In an obituary for biologist Robert Clarke published recently in Marine Mammal Science, I read a rather curious passage about this scientist's observations of Humboldt squid:
During these voyages [off Peru and Ecuador] he noticed that the population of Humboldt giant squid,Dosidicus gigas, had been severely depleted owing to its excessive exploitation during the 1990s by factory ships from South Korea and Japan. Prey depletion may have forced the sperm whale of the Southeast Pacific to migrate to other seas to feed. This seemed to be corroborated in a paper by Jaquet et al. (2003), who reported sperm whales photo-identified around the Galapagos Islands, later identified in the Gulf of California, and suggested this as possible evidence for the migration of sperm whales due to scarcity of prey in the Southeast Pacific.
Were Humboldt squid truly overfished in the 1990s?
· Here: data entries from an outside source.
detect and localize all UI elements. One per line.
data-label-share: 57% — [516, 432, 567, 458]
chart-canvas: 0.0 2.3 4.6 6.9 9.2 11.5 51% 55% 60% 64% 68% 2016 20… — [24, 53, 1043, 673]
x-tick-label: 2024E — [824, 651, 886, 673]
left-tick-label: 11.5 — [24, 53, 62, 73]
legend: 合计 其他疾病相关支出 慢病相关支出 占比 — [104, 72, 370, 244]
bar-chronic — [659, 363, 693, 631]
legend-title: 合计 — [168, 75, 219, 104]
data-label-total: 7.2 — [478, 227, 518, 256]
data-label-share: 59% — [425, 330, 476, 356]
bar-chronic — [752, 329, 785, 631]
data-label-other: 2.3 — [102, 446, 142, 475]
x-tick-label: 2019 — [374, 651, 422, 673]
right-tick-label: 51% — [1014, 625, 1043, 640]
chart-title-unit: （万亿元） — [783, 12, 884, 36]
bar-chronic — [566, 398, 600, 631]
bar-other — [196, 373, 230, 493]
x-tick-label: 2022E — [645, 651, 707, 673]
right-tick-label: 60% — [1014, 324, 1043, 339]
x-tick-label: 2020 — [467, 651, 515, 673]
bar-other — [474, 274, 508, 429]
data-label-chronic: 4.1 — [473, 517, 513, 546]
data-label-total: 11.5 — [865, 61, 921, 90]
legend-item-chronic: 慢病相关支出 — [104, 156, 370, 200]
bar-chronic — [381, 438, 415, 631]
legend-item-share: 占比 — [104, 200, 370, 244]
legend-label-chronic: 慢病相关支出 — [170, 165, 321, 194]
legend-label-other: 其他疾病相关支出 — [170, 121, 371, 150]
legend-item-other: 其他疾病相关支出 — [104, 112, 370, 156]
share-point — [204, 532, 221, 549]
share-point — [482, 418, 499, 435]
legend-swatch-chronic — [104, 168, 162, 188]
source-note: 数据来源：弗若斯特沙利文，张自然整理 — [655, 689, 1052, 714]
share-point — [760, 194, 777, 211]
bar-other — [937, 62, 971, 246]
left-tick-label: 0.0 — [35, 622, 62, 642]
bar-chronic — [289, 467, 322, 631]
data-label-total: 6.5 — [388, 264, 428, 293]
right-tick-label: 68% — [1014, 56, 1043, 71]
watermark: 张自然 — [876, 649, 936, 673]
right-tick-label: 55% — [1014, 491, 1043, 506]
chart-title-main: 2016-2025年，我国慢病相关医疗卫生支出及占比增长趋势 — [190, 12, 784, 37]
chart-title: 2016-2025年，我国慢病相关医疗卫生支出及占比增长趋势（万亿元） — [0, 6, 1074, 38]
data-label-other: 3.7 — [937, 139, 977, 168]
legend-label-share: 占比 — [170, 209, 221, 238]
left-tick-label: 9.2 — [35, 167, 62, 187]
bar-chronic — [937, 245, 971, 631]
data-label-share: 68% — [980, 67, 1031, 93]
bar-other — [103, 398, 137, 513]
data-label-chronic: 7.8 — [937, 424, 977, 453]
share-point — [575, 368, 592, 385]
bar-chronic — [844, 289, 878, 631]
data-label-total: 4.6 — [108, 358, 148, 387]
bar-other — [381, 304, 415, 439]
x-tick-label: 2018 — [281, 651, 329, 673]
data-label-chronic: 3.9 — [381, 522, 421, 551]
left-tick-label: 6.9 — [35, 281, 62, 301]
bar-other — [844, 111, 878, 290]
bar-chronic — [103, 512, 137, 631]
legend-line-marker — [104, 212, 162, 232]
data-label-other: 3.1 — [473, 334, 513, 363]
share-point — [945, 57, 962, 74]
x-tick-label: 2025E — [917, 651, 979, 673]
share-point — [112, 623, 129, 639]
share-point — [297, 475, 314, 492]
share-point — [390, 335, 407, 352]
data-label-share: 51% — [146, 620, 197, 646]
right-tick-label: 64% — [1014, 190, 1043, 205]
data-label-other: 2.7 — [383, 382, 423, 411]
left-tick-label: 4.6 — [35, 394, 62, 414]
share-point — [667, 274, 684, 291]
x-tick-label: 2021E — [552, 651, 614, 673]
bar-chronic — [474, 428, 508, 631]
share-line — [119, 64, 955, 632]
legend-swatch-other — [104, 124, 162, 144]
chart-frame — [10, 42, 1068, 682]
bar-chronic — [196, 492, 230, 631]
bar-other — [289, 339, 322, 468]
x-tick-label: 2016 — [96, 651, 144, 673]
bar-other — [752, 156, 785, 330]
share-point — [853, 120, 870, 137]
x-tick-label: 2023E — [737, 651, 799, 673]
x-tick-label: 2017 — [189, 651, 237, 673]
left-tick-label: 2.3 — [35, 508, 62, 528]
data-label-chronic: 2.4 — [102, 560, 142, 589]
Here are the data from the FAO* on Humboldt squid landings in Peru, hastily graphed in Google Docs (which turned out to be way less annoying than LibreOffice**, so today Google takes the win for free Excel knockoff):

So if Humboldt squid were overfished in the 90's, they made a decent comeback.

It looks like the catch was all over the place during that decade. The real low point was 1998, which my gentle readers may recall (depending on their geographic location) as a freakishly strong El Niño year. The resultant peculiar oceanography is generally considered to be the cause of low squid catch, to my knowledge.

But, maybe Dr. Clarke knew something I don't know! I really couldn't say.

Thanks to Julie for sending me the obit.

* I just linked to the Humboldt squid fact page for the idly curious. To get the raw data I used for the graph you must follow this tortuous route: Click on Statistics in the horizontal nav bar. Click on Global Capture Production in the left vertical nav bar. Click on Global Capture Production (online query) under Available Formats&Information Products. Under the Country tab, open Americas and check the box next to Peru. Under the Species tab, open Molluscs, then Squids, Cuttlefishes, and Octopuses, then check the box next to Jumbo flying squid. Click on submit in the upper right.

I AM NOT EVEN KIDDING. That's what you have to do to squeeze data out of FAO.
** In the original version of this post, I incorrectly slammed OpenOffice. I'd forgotten that when I upgraded to Ubuntu 11.04 they swapped out OO for LibreOffice. Frankly I'm not impressed with Libre although supposedly it's a very close fork. They didn't make it easy to go back to OO, either.